On October 2, 2013, the FBI shut down Silk Road. They arrested Ross William Ulbricht on charges of alleged murder-for-hire and narcotics trafficking violation and identified him as the founder and chief operator “Dread Pirate Roberts.” On 6 November 2013 Forbes and Vice reported that Silk Road 2.0 was online and being run by former administrators of Silk Road and that a different user was now using the name, Dread Pirate Roberts.
Products
As of March 2013, the site had 10,000 products for sale by vendors, 70% were drugs that are considered contraband in most jurisdictions. 340 varieties of drugs were being sold, including heroin, LSD, and cannabis. There were also legal goods and services for sale, such as apparel, art, books, cigarettes, erotica, jewelry, and writing services. A sister site, called “The Armory”, sold weapons (primarily guns) during 2012 but was shut down due to a lack of demand.
Sales
The criminal complaint published when Ulbricht was arrested included information the FBI gained from a system image of the Silk Road server collected on 23 July 2013. It noted that, “From February 6, 2011 to July 23, 2013 there were approximately 1,229,465 transactions completed on the site. The total revenue generated from these sales was 9,519,664 Bitcoins, and the total commissions collected by Silk Road from the sales amounted to 614,305 Bitcoins. These figures are equivalent to roughly $1.2 billion in revenue and $79.8 million in commissions, at current Bitcoin exchange rates…”, according to the September 2013 complaint, and involved 146,946 buyers and 3,877 vendors.
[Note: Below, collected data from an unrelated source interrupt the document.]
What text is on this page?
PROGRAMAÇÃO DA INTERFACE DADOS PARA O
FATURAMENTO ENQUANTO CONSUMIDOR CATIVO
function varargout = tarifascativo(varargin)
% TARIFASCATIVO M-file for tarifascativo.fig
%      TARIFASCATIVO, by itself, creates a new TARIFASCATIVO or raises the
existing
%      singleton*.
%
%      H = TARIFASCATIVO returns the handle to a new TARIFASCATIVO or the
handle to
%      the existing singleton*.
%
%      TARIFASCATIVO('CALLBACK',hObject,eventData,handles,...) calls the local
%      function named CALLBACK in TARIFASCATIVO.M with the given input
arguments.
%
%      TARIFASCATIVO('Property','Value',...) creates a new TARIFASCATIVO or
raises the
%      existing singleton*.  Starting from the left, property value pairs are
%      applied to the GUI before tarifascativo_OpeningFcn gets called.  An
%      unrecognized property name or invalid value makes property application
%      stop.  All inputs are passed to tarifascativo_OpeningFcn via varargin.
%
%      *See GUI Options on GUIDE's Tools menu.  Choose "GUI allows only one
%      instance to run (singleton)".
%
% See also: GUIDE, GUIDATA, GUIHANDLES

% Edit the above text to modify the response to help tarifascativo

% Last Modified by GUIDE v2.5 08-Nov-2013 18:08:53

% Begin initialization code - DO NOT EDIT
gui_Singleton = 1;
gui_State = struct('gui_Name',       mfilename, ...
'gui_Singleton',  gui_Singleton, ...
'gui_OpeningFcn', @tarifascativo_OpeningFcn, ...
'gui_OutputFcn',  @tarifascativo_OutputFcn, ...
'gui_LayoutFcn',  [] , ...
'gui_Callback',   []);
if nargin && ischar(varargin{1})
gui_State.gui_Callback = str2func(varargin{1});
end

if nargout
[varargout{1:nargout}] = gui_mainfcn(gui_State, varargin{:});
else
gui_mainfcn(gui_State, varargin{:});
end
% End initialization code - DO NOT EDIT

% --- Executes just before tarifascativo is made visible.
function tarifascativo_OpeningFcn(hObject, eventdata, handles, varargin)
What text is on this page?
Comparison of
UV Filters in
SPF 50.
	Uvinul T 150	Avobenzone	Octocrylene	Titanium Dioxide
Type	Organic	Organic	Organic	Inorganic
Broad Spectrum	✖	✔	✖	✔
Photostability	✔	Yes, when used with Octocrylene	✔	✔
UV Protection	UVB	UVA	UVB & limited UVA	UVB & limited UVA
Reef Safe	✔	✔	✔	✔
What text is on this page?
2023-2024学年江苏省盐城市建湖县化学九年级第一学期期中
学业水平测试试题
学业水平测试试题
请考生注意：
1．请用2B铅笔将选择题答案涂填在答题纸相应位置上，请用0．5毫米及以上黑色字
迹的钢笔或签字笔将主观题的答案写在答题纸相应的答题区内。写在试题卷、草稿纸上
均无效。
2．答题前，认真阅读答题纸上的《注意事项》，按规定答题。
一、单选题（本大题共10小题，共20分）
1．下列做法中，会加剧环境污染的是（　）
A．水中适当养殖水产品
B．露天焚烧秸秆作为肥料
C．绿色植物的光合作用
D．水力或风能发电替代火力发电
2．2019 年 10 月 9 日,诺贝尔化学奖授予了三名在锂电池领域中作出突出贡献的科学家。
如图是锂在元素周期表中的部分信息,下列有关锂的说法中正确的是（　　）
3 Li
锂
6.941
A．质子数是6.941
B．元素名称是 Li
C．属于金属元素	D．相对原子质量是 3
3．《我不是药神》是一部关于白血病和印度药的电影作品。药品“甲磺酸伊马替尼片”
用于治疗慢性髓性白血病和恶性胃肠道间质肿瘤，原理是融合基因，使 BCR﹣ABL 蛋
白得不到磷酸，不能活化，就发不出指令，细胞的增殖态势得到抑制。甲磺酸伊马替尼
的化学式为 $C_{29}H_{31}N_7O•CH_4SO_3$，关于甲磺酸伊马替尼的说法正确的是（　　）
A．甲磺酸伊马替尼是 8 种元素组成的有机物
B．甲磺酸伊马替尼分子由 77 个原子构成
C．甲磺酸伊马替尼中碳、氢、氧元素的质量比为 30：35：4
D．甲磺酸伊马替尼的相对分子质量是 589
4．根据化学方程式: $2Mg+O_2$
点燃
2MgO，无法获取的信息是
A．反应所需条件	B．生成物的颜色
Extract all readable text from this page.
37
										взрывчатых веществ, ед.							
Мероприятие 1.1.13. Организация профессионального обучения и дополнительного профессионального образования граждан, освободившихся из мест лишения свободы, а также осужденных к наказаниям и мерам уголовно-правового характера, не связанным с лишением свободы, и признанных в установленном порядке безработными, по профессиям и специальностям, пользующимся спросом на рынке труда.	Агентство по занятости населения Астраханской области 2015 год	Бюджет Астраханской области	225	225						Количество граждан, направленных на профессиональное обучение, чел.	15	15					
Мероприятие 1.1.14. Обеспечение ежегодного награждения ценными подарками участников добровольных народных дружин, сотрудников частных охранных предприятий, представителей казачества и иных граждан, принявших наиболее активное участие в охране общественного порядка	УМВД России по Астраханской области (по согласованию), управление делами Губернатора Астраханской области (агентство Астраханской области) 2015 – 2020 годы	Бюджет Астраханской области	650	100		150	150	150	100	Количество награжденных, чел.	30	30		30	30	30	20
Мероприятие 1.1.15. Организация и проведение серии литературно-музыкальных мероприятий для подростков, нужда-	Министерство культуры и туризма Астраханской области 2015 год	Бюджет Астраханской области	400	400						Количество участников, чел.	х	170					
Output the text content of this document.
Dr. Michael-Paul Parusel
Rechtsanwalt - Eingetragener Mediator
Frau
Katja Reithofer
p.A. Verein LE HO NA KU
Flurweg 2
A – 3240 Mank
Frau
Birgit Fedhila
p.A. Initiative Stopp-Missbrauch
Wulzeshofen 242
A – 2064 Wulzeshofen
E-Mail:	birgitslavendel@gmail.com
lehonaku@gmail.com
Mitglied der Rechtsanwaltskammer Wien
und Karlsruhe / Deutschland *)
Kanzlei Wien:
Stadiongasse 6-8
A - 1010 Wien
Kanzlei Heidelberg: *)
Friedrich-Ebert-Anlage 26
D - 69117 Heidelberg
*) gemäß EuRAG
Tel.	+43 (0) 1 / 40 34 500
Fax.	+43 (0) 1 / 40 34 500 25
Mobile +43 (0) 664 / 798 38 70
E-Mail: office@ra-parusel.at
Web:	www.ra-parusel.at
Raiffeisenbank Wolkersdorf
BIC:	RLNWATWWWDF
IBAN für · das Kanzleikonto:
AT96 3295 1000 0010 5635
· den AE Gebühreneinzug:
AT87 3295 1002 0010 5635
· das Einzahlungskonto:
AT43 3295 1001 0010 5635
According to information users provided upon registering, 30 percent were from the United States, 27 percent chose to be “undeclared,” and beyond that, in descending order of prevalence: the United Kingdom, Australia, Germany, Canada, Sweden, France, Russia, Italy, and the Netherlands.
Interesting facts
- The total volume of transactions on the site for 2.5 years amounted to 9.5 million bitcoins, which is comparable to the total number of bitcoins at the time of closure of the site, that is, 11.75 million with about 78% of bitcoins from their total never used in any turnover. According to the FBI, this ratio between the volume of transactions on the site and the number of bitcoins may indicate that the main use of cryptocurrency, with the exception of speculative investments, was the purchase of illegal goods.
- The largest investors in bitcoins Winkelvoss brothers planning to launch Winkelvoss Bitcoin Trust in the United States after obtaining permission, associate the growth of the bitcoin rate (as of January 22, 2014 8 times) after the closure of Silk Road with the fact that bitcoin has ceased to be associated with the shadow market. Cameron Winkelvoss in his online interview with Reddit users gave an assessment of Silk Road’s turnover in the bitcoin economy. In his opinion, it amounted to 4 %.
- In 2013, Forbes magazine wrote about similar small shops Atlantis and Black Market Reloaded. Currently they are both closed by their owners. Another similar shop Sheep Marketplace shut down after break-in and steal 5400 bitcoins from him.
- This website was cited at the 2011 SOPA amendment hearings as an example of the evolution of some websites into distributed networks and computer systems that cannot be blocked in a constructive way by the domain filtering method proposed in SOPA.